Quatre semaines après son arrestation en possession de sept kilos d’héroïne d’une valeur marchande de Rs 105 millions, le chauffeur de taxi marron Ashish Dayal joue son va-tout ces jours-ci avec ses révélations sur le fonctionnement du réseau Gros Dereck. Lors de son interrogatoire du jour par l’ADSU de Plaine-Verte, menée par l’inspecteur Rajub, ce suspect est appelé à dénoncer les derniers détails sur les network operations du Parrain de l’Ouest, dont l’identification des principaux lieutenants à travers l’île. En marge de cet exercice, l’Independent Commission Against Corruption (ICAC) compte se saisir des aspects relevant des délits sous la Financial Intelligence and Anti-Money Laundering Act avec des blanchiments de recettes de la drogue sous forme d’investissements dans des maisons de jeu et des discothèques.
Les recoupements d’informations effectués auprès des sources concordantes indiquent que le « credibility test » dans lequel s’est engagé Ashish Dayal avec ses révélations sur le réseau Gros Dereck n’attend qu’une dernière confirmation, en l’occurrence l’identité des « gros dealers » approvisionnant les revendeurs de drogue. À ce stade, il a déjà donné des indications au sujet de Madame N., une des pièces maîtresses dans le réseau de distribution, d’un membre de la force policière dont les antécédents dont déjà connus ou encore un d’un employé dans le domaine des médias qui utiliserait même les véhicules de son employeur pour faciliter sa tâche.

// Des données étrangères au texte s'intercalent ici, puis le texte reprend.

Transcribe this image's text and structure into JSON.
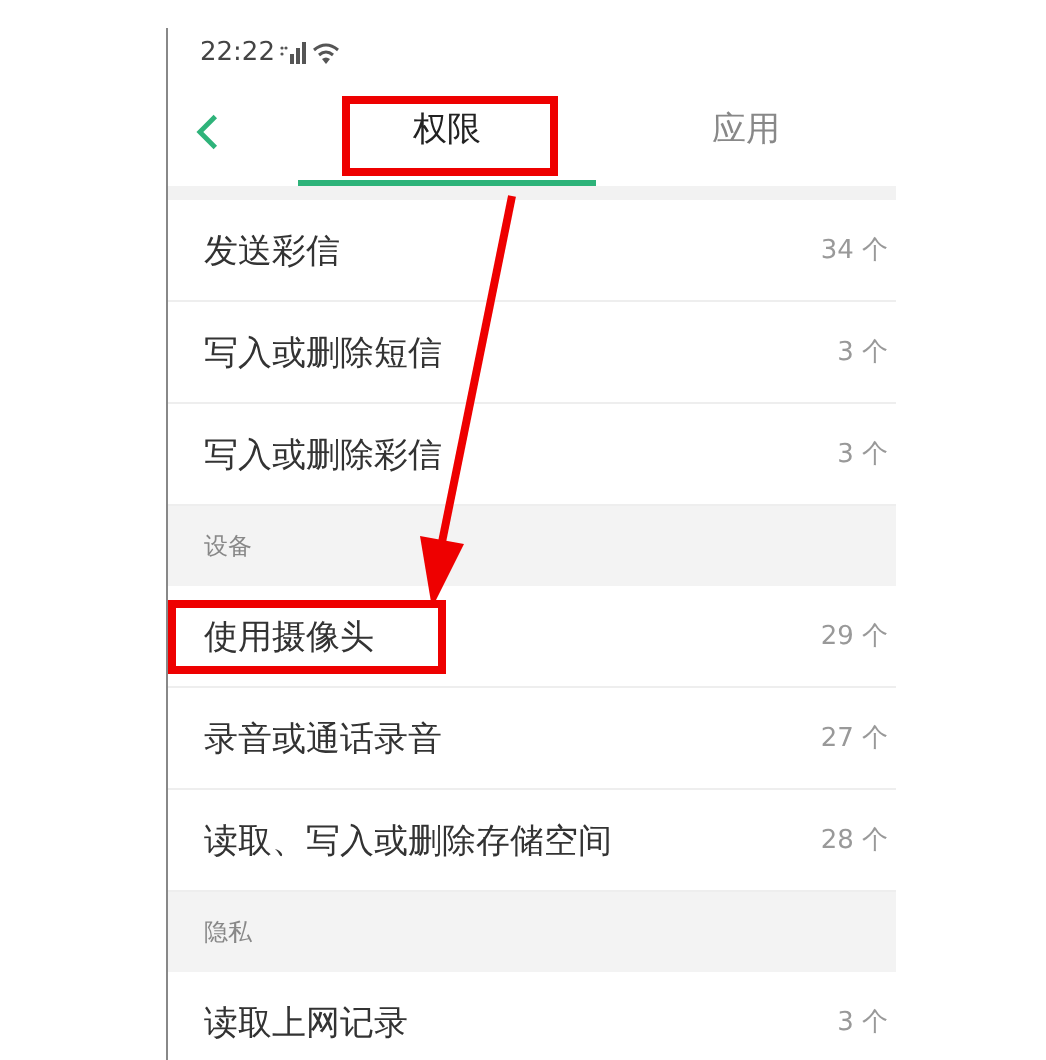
{
  "status_bar": {
    "time": "22:22"
  },
  "tabs": [
    {
      "label": "权限",
      "selected": true,
      "annotated": true
    },
    {
      "label": "应用",
      "selected": false,
      "annotated": false
    }
  ],
  "sections": [
    {
      "items": [
        {
          "name": "发送彩信",
          "count": "34 个",
          "annotated": false
        },
        {
          "name": "写入或删除短信",
          "count": "3 个",
          "annotated": false
        },
        {
          "name": "写入或删除彩信",
          "count": "3 个",
          "annotated": false
        }
      ]
    },
    {
      "header": "设备",
      "items": [
        {
          "name": "使用摄像头",
          "count": "29 个",
          "annotated": true
        },
        {
          "name": "录音或通话录音",
          "count": "27 个",
          "annotated": false
        },
        {
          "name": "读取、写入或删除存储空间",
          "count": "28 个",
          "annotated": false
        }
      ]
    },
    {
      "header": "隐私",
      "items": [
        {
          "name": "读取上网记录",
          "count": "3 个",
          "annotated": false
        }
      ]
    }
  ]
}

Jusqu’ici, les informations fournies par Ashish Dayal ont permis à l’ADSU de démanteler l’un des plus importants réseaux de drogue opérant dans le pays mais également de procéder à la saisie de cinq kilos d’héroïne enfouis dans la forêt Daruty à Forbach dans le Nord. « L’un des aspects les plus importants de la collaboration d’Ashish Dayal a été cette inside view du fonctionnement de ce réseau de drogue, que ce soit de la réception de la drogue à la distribution sur le marché. Nous avons obtenu la confirmation de cette sophistication dans les méthodes adoptées où l’usage du téléphone cellulaire est extrêmement contrôlé pour éviter de laisser des traces », souligne-t-on aux Casernes centrales.

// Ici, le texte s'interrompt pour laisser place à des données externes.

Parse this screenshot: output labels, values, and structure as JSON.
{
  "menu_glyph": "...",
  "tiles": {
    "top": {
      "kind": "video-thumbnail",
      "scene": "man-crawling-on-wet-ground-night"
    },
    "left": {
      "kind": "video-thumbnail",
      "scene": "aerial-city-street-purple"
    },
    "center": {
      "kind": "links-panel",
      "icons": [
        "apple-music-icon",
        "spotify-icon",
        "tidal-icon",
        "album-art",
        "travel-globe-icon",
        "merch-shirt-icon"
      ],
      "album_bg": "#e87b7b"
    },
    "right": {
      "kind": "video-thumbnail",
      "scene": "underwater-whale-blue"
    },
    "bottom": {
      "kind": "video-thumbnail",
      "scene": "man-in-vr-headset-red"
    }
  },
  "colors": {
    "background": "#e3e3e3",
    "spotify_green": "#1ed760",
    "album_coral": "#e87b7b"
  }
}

Ces dernières confessions du chauffeur de taxi d’avenue Ollier, Quatre-Bornes, devraient déboucher sur une nouvelle série d’arrestations, au moins une douzaine dans les jours à venir, alors que le dénommé Gros Dereck sera confronté formellement aux allégations et accusations portées contre lui au cours de la semaine prochaine.
Entre-temps, des consultations ont été initiées entre les hommes de loi, Mes Hervé Lassémillante et Samad Goolamaully, dont les services ont été retenus par le suspect Dayal, les responsables de l’ADSU et les représentants du DPP’s Office quant à une éventuelle immunité à être accordée au suspect. Très peu de détails ont transpiré quant au traitement qui pourra être accordé même si du côté de l’ADSU, l’on concède que les informations communiquées par le chauffeur de taxi valent leur pesant d’or dans la conjoncture.

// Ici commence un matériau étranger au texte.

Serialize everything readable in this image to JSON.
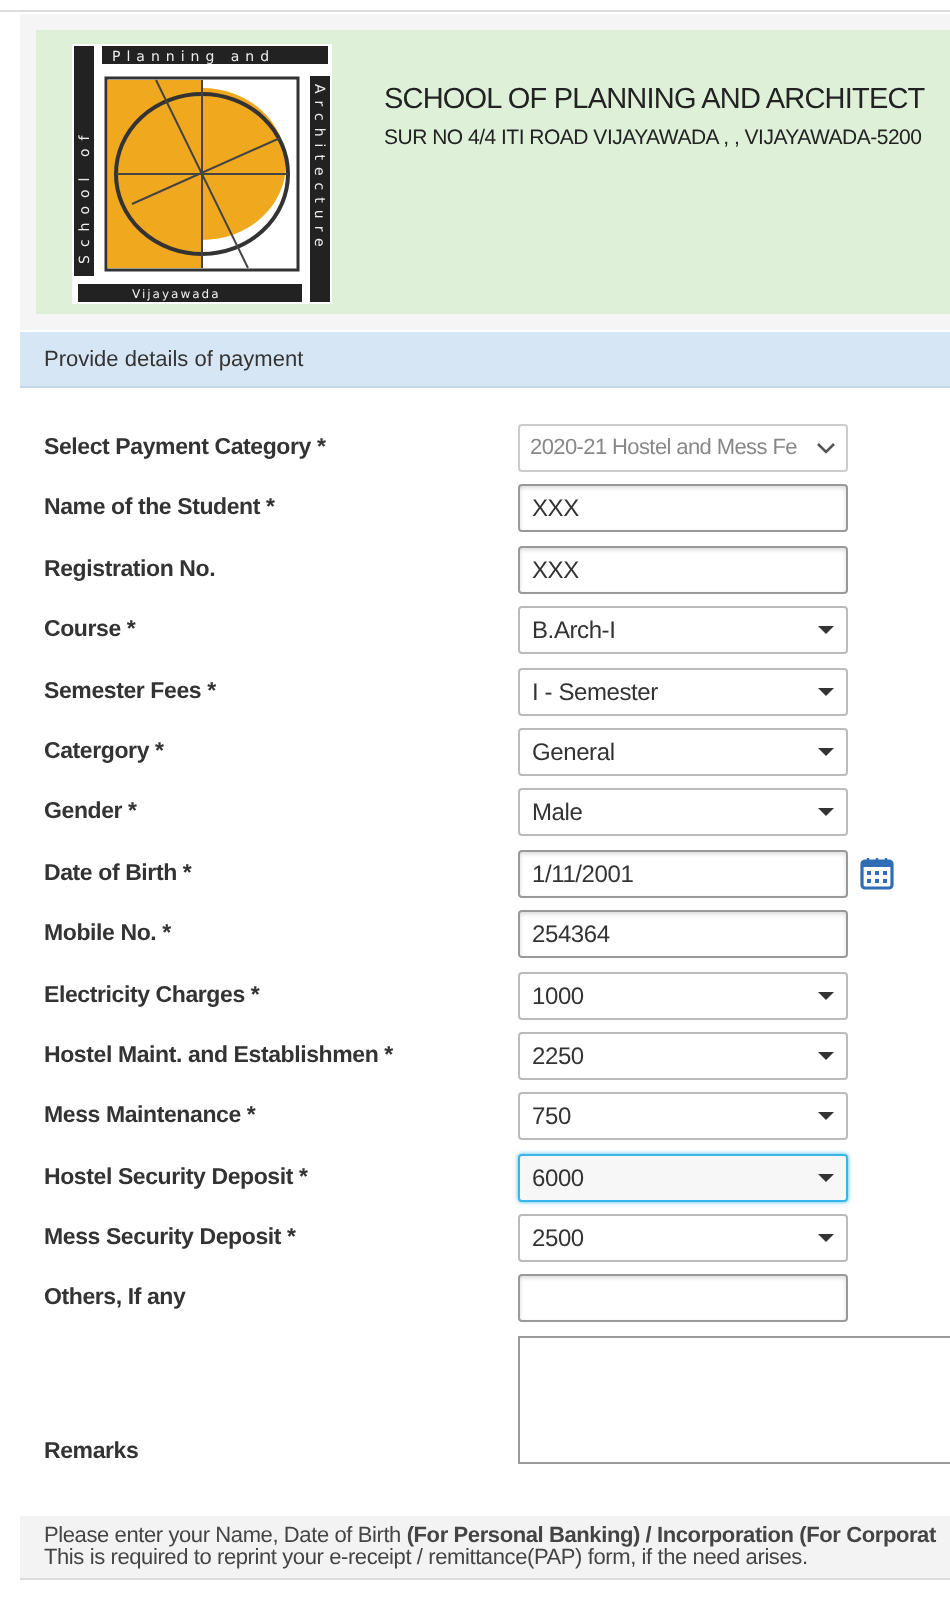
{
  "header": {
    "logo_texts": {
      "top": "Planning and",
      "left": "School of",
      "right": "Architecture",
      "bottom": "Vijayawada"
    },
    "title": "SCHOOL OF PLANNING AND ARCHITECT",
    "address": "SUR NO 4/4 ITI ROAD VIJAYAWADA , , VIJAYAWADA-5200"
  },
  "section_title": "Provide details of payment",
  "fields": [
    {
      "label": "Select Payment Category *",
      "kind": "native_select",
      "value": "2020-21 Hostel and Mess Fe",
      "focused": false
    },
    {
      "label": "Name of the Student *",
      "kind": "input",
      "value": "XXX",
      "focused": false
    },
    {
      "label": "Registration No.",
      "kind": "input",
      "value": "XXX",
      "focused": false
    },
    {
      "label": "Course *",
      "kind": "select",
      "value": "B.Arch-I",
      "focused": false
    },
    {
      "label": "Semester Fees *",
      "kind": "select",
      "value": "I - Semester",
      "focused": false
    },
    {
      "label": "Catergory *",
      "kind": "select",
      "value": "General",
      "focused": false
    },
    {
      "label": "Gender *",
      "kind": "select",
      "value": "Male",
      "focused": false
    },
    {
      "label": "Date of Birth *",
      "kind": "date",
      "value": "1/11/2001",
      "focused": false
    },
    {
      "label": "Mobile No. *",
      "kind": "input",
      "value": "254364",
      "focused": false
    },
    {
      "label": "Electricity Charges *",
      "kind": "select",
      "value": "1000",
      "focused": false
    },
    {
      "label": "Hostel Maint. and Establishmen *",
      "kind": "select",
      "value": "2250",
      "focused": false
    },
    {
      "label": "Mess Maintenance *",
      "kind": "select",
      "value": "750",
      "focused": false
    },
    {
      "label": "Hostel Security Deposit *",
      "kind": "select",
      "value": "6000",
      "focused": true
    },
    {
      "label": "Mess Security Deposit *",
      "kind": "select",
      "value": "2500",
      "focused": false
    },
    {
      "label": "Others, If any",
      "kind": "input",
      "focused": false
    },
    {
      "label": "Remarks",
      "kind": "textarea",
      "focused": false
    }
  ],
  "footer_lines": [
    "Please enter your Name, Date of Birth **(For Personal Banking) / Incorporation (For Corporat**",
    "This is required to reprint your e-receipt / remittance(PAP) form, if the need arises."
  ]
}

Un nouveau développement devra intervenir dans les jours à venir avec un « involvement » des limiers de l’ICAC pour le volet de blanchiment de fonds par ce réseau de trafiquants de drogue. L’ICAC est engagée depuis quelque temps dans une opération d’Intelligence gathering sur d’importants mouvements de fonds impliquant des membres du réseau de Gros Dereck. Des placements conséquents auraient été effectués dans des maisons de jeu et dans des discothèques à partir des « tainted monies » alléguées suite à des opérations de surveillance. Des échanges entre l’ICAC et l’ADSU ont été engagés en vue de déterminer la meilleure formule de collaboration dans ce volet de l’enquête en cours.